“Enhorabuena.
Buen trabajo”. Qué gran recompensa el sonido de estas palabras. Se las dedico a
Luis Moro por afinidades, patria y sangre. Y por un buen disco.
La grandeza y el
mérito de una obra se encuentran, más que en los resultados finales, en el
esfuerzo que requiere ponerla en pie: en los paréntesis que dispersan la intención
de unidad, en las distancias que impiden encuentros, en la incompatibilidad de
horarios, la acumulación de ideas y pruebas, las tomas definitivas y los
descartes, lo que parece que funciona un día y se estropea al siguiente. Todo
ello acompañó la gestación de Cielo color Burdeos, un disco detrás del cual hay
muchas semanas, meses, más de un año de ese esfuerzo perseverante que nunca es
en vano… pese a que el consumo rutinario que en general se le dedica a la
música no deje tratar a sus intérpretes como merecen.
Sigo la música
de Luis Moro desde sus orígenes, me remonto a mediados de los noventa, cuando
el autor coruñés encontró en su guitarra, su voz y su inquietud creativa la
materia con la que encender un sueño. En todo este camino ha bebido, y se nota,
de muchas jarras de buena música, de corrientes de admiración y orientación. Y
su gran mérito es no haber caído nunca en la fácil tendencia a reproducir esas
enseñanzas musicales ni ajustarse a los contornos de sus modelos, sino haber tenido muy
presente esas referencias para crear una manera propia, un sello o estilo auténticos
de rock que le confieren una identidad y un clima distintivos.
En Cielo color
Burdeos (Laboratorio azul, 2013) hay una sutil inclinación al perfeccionismo,
un reto que no siempre es bueno marcarse porque muchas veces coarta la espontaneidad.
Se advierte en el esmero estilístico con que se combinan instrumentos y sonidos
(de impecable elaboración, por otra parte), una compenetración que una vez más
me conduce, salvando distancias (aunque no muy largas), a los trabajos de
producción del gran Joe Henry.
El último disco
de Luis Moro empieza en lo alto de una montaña con el tema que le da título,
todo un manifiesto de intenciones que encuentra la inspiración en Tom Waits y
la expresividad en Nick Cave.

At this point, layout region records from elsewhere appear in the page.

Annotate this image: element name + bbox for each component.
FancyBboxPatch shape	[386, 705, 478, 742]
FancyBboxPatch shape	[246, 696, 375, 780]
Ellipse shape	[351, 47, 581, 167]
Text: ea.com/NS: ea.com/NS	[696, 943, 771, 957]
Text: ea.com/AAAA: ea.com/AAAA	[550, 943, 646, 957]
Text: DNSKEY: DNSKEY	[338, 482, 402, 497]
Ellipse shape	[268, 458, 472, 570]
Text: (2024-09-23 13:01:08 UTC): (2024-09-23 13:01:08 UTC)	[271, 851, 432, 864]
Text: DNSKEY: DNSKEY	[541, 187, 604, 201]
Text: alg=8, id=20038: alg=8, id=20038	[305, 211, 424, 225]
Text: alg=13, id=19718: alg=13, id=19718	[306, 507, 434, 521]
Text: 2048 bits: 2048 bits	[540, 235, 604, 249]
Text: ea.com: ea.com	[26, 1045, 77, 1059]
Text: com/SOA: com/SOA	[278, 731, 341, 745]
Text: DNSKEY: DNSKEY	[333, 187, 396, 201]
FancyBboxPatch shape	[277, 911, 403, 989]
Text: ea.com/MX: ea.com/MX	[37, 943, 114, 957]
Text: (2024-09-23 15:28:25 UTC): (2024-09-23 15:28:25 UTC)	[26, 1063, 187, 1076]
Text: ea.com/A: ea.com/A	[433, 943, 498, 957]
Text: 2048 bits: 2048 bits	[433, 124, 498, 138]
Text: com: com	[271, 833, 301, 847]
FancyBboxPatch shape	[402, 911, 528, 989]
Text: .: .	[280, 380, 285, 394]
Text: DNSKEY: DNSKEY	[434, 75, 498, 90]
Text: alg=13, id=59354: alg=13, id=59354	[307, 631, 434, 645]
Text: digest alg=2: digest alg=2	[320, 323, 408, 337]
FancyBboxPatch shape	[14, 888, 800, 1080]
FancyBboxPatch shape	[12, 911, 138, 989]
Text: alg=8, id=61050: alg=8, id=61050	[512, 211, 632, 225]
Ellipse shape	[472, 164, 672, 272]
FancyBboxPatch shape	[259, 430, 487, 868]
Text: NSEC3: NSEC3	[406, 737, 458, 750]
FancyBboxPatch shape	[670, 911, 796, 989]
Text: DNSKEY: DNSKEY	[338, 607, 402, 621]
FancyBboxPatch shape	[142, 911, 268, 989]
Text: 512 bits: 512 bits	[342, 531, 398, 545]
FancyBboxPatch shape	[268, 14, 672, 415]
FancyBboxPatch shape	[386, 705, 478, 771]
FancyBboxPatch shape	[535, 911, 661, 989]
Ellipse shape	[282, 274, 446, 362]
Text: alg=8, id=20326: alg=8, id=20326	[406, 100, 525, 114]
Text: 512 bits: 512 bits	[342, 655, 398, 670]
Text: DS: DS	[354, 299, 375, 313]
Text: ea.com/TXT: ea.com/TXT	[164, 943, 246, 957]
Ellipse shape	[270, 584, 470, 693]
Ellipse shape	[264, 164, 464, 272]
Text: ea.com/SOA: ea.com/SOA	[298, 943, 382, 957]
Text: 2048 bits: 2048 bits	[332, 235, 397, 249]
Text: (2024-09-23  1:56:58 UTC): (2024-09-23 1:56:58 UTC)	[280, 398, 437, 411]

Navega después entre mareas relajantes muy bien
interpretadas (Santa María, Marianne) y se agita con una vigorosa marejada
(Judith Mishima & Alex Lafontaine). Una lástima que desde las alturas en
las que despega el disco caiga a la llanura pacífica por la que discurren los
dos últimos cortes, dos piezas aún más íntimas y más bien insatisfactorias. En
apenas media hora el músico de A Coruña, eso sí, demuestra que no necesita mirar
ni al pasado ni a los maestros que le mantienen con aliento y resistencia en su
carrera. Le queda aún gasolina que quemar y apuesto a que en el camino cubrirá etapas
tan estimulantes como este cielo al que dar un trago de Burdeos.